Capítulo trece

Aquí, todo pasa sin prisa. No obstante, cada vez que aparece el sol detrás de los montes del Ordymnos al amanecer, y tiro el ancla al mar, en el crepúsculo, tengo la impresión de vivirlo por primera vez como un espectáculo siempre nuevo. Los mismos acontecimientos giraban en mí como un círculo, señal de que en mi vida había un centro que yo intentaba descubrir... pero no encontraba más que un lugar vacío que no parecía esperar nada. Singulares pensamientos surgen en mí y me sorprende pensar en Elisa. Blasfemo espantosamente, porque todo esto sucede contra mi deseo. Me doy cuenta de que esto ocurre sin que yo piense. Me encoleriza que me haya enviado la carta. Y me encoleriza haberla dejado desaparecer entre las llamas. «El señor Tsuma está ausente —decía—. Y estará ausente un mes.» ¡Hay que ver! Era necesario que yo lo supiera! ¡Que se vaya a hacer el amor con él! ¡Que se vaya con los cazadores de dote! ¿Qué tiene eso que ver con mi vida? Aquí está el mar, alrededor. ¡Qué maravilla estar rodeado por toda esta agua! ¡Ninguna cerradura podría protegerme tanto contra la necedad de los ociosos!

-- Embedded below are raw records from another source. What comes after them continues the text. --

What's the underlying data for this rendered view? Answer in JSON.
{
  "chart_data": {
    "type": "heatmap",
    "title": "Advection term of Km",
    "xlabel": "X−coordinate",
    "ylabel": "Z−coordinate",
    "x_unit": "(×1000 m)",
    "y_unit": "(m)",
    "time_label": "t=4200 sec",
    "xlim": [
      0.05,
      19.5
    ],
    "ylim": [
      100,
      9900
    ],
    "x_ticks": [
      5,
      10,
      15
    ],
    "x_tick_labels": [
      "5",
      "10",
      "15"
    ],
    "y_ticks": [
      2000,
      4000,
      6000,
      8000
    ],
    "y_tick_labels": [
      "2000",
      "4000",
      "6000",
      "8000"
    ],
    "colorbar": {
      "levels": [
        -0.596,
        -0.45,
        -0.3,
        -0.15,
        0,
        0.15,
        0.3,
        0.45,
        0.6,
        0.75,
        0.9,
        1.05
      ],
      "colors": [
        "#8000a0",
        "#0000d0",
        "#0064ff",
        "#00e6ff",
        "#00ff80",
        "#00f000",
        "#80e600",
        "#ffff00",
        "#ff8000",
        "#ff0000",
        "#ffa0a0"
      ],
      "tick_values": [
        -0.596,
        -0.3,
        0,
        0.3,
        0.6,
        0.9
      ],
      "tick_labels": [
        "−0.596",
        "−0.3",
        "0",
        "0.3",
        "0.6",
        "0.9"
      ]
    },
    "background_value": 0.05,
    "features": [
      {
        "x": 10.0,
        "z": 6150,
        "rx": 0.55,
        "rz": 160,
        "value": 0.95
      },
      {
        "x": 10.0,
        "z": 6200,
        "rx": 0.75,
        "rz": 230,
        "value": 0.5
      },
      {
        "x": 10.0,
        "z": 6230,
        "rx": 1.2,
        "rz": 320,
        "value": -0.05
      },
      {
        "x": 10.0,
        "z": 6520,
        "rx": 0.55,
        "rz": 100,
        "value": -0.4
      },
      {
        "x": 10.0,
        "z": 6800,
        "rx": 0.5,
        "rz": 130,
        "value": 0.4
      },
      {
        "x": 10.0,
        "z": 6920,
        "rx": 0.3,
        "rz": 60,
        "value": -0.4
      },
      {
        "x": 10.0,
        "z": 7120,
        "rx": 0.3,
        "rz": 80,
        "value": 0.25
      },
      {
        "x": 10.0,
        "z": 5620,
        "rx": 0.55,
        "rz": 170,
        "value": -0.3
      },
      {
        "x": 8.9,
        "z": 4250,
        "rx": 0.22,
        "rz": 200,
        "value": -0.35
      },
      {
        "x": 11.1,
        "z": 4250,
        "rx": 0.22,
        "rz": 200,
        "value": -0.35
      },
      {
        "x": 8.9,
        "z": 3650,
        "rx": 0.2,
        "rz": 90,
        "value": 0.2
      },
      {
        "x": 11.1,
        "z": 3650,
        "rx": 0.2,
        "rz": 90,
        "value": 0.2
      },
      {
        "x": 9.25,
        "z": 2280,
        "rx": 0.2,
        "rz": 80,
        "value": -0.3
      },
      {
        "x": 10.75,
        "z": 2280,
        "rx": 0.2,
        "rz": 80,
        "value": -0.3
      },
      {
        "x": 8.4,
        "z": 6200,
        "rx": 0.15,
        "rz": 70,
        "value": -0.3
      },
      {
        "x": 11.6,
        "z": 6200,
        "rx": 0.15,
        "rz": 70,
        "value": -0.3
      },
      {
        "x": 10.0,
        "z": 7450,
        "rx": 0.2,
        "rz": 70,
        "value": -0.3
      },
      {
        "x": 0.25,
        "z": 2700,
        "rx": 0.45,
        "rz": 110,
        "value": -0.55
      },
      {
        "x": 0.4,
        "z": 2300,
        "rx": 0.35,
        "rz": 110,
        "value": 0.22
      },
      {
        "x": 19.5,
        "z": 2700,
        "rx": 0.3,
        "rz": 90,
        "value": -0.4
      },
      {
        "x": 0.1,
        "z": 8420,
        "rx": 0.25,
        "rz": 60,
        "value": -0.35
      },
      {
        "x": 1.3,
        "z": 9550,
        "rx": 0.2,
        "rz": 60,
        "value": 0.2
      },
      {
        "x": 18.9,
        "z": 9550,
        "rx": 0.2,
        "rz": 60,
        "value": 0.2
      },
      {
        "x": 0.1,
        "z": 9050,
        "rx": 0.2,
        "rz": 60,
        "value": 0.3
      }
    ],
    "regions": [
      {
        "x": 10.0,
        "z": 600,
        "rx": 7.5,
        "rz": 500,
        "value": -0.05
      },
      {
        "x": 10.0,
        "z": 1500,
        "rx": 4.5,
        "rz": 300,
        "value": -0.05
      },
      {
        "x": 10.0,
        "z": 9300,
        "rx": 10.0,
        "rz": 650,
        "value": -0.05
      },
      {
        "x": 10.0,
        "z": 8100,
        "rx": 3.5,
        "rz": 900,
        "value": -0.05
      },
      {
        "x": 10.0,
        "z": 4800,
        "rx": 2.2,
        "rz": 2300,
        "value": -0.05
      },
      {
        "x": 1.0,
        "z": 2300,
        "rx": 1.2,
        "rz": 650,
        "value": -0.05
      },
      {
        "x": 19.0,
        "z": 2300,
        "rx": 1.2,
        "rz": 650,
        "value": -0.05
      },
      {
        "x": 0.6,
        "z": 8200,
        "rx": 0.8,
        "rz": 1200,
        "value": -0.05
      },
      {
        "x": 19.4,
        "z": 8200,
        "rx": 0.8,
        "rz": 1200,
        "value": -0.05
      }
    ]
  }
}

Esta mañana sentí ganas de dar una vuelta por el mar, con mi barca. La casualidad hizo que Tomás pasara precisamente por aquí.

—¿Voy contigo? —me dice. Yo hago como si no lo hubiera oído. Le veo observar el cielo y mover la cabeza. Unas nubes finas descienden por la falda del Ordymnos y acuden a toda velocidad en nuestra dirección. Veo que sopla levante; el siroco lleva hacia alta mar. Tomás intenta retenerme.

—Tú no conoces el siroco, joven amo. Arrastra hacia alta mar. A veces hay que luchar con las olas durante días.

—¿Y hacia qué lado puede arrastrarme?

Extendió la mano y me mostró la masa ilimitada de agua que se confundía con el cielo.

—Te arrastrará a alta mar, hará que te desvíes muy lejos, quizás hacia el lado de Limnos, o hacia el cabo Baba, si hay resaca...

—¿Resaca en alta mar?

—Eso pasa cuando los mares se golpean, cuando uno quiere pasar por encima del otro. Barcos de pesca y caiques que se han perdido; de los barcos sólidos no digamos. Se han encontrado desmantelados unos, otros jamás han sido encontrados. Alguno se ha aplastado contra las rocas de Turquía. Dos de mis sobrinos naufragaron en las islas de Englesos y Sarmosaki. Faltó poco para que se ahogaran. De pronto el mar se vuelve loco cuando sucede eso, y ya no sabe cómo navegar.

Yo me sentía muy animado, como un potro; mi corazón saltaba, mi cerebro se impregnaba de todas aquellas rocas e islas desiertas cuyo solo nombre me arrastraba a las olas y a las playas solitarias, en las caletas, en las ensenadas. Imaginaba a los pescadores refugiados bajo el viento, esperando el fin de la tempestad. Me enardecía y me decía que mis aventuras con el mar empezaban en aquel momento. Después llegaría la época de contarlas como los marinos de Sigri.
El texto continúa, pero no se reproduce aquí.